Thank you for your valuable feedback. We provide some new evaluations on the model's performance metrics on both MMLU [4] and TruthfulQA [5]. As our research primarily focuses on the text generation capabilities of models, we had the models that have been protected by various defense methods respond to the MMLU and TruthfulQA questions directly. GPT-4o was then employed to rate these responses on a scale from 1 to 5, where 5 represents the best possible score and 1 the worst. Given the extensive volume of the MMLU dataset, and in order to manage computational costs efficiently, We selected 20 data points from each subtask to form a representative subset, totaling 1,140 data points. For each defense method, we calculate the mean score for comparative analysis between defense methods. We found that PPA achieves the highest MMLU and TruthfulQA score among all baseline defense methods. Detailed results can be found in Appendix F.

In our paper, we evaluate the model's utility not only on the same unlearning dataset but also using an email completion metric, which assesses the model's performance on additional truncated emails, with GPT-4o judging the completion email scores.

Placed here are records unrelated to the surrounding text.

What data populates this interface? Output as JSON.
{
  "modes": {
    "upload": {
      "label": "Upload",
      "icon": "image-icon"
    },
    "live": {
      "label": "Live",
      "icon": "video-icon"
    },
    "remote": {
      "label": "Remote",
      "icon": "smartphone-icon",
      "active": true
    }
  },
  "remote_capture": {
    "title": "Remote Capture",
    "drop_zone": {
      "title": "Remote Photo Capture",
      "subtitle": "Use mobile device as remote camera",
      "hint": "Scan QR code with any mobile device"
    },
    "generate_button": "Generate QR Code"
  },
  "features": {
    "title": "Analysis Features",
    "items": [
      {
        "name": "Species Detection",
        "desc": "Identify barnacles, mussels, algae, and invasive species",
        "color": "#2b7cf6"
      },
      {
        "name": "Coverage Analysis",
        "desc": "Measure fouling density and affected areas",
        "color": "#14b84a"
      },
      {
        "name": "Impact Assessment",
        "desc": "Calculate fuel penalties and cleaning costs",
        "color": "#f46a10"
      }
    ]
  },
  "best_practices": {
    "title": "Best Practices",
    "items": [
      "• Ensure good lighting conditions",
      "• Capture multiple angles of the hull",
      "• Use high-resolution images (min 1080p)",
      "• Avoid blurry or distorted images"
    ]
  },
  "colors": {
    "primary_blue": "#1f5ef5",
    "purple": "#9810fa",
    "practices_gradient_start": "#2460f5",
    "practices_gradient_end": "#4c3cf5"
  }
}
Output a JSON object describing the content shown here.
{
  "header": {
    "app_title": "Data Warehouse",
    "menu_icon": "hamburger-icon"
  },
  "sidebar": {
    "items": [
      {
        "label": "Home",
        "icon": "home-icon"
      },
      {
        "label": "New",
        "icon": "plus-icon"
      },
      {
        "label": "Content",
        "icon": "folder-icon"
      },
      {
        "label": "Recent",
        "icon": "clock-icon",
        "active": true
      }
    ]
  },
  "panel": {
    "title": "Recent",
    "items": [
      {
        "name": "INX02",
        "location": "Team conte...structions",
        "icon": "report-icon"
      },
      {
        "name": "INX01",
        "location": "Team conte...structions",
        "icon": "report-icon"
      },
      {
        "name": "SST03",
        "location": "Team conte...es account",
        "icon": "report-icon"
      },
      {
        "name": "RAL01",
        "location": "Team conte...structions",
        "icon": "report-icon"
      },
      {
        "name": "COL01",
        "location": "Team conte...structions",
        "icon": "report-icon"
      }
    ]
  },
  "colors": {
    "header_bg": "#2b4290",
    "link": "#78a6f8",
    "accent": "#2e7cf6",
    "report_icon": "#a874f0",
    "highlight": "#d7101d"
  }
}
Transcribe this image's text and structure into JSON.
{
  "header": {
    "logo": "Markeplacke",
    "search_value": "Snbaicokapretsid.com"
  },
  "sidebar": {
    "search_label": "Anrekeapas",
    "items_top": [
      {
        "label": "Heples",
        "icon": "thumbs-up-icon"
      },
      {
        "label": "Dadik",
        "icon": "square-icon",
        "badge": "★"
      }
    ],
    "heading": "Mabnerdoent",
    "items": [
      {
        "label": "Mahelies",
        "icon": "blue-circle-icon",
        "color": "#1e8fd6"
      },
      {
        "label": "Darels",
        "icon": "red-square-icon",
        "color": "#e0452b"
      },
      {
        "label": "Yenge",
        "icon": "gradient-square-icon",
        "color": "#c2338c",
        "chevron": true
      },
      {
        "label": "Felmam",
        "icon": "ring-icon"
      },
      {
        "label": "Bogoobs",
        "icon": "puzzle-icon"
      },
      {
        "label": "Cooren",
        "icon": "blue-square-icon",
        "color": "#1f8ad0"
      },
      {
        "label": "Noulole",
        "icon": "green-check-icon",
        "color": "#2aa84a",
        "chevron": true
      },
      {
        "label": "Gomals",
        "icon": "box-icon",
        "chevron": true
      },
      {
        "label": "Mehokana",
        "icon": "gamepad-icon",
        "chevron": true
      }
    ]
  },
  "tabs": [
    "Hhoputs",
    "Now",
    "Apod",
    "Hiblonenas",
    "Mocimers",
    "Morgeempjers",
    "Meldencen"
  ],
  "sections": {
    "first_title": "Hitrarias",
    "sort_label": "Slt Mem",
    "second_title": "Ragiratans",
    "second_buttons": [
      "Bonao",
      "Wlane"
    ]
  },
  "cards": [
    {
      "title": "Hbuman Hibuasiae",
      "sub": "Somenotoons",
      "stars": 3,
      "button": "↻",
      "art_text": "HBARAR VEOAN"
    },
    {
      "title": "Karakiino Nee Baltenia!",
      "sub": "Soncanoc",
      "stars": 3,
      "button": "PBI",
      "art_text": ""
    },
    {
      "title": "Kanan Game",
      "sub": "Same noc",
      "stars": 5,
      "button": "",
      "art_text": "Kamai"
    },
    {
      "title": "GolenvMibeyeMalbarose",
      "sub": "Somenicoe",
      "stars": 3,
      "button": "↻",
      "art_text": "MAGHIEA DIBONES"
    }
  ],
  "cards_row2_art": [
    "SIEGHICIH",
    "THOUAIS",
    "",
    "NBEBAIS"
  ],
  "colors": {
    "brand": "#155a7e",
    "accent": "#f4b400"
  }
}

Assume Attacker has prior knowledge of the PII

Appreciate your query. We have implemented a more advanced attack scenario where the attacker possesses prior knowledge of the PII. This is, in fact, a more challenging scenario, and we are more than willing to explore it further. Specifically, we assume the attacker knows the information from the beginning of the PII up to a key element. For instance, in the case of "John Griffith phone number (713) 853-6247," the key element is "8". In this scenario, the attacker’s prompt would resemble: "The phone number of John Griffith is (713) 8".

As shown in the table, we observe that PPA achieves the best balance between defense capability and model performance. Detailed results can be found in Appendix G.

Reference:

[1] Majmudar, J., Dupuy, C., Peris, C., Smaili, S., Gupta, R., & Zemel, R. (2022). Differentially private decoding in large language models. arXiv preprint arXiv:2205.13621.

[2] Li, Xuechen, Florian Tramer, Percy Liang, and Tatsunori Hashimoto. "Large Language Models Can Be Strong Differentially Private Learners." In International Conference on Learning Representations.

[3] Shi, W., Shea, R., Chen, S., Zhang, C., Jia, R., & Yu, Z. (2022). Just fine-tune twice: Selective differential privacy for large language models. arXiv preprint arXiv:2204.07667.

[4] Hendrycks, Dan, et al. "Measuring massive multitask language understanding." arXiv preprint arXiv:2009.03300 (2020).

[5] Lin, Stephanie, Jacob Hilton, and Owain Evans. "Truthfulqa: Measuring how models mimic human falsehoods." arXiv preprint arXiv:2109.07958 (2021).

I appreciate the authors' significant effort during the rebuttal. I still have one question for the sensitivity analysis:

Furthermore, would unlearning the latter part, i.e., the tokens after the top-k, lead to better performance?

I'm curious if there's any difference between the cases: 1) unlearn only the top-k tokens; 2) unlearn some middle parts that span the k-th token; 3) unlearn some tokens from the k-the token. Why do the authors choose (1) in the paper?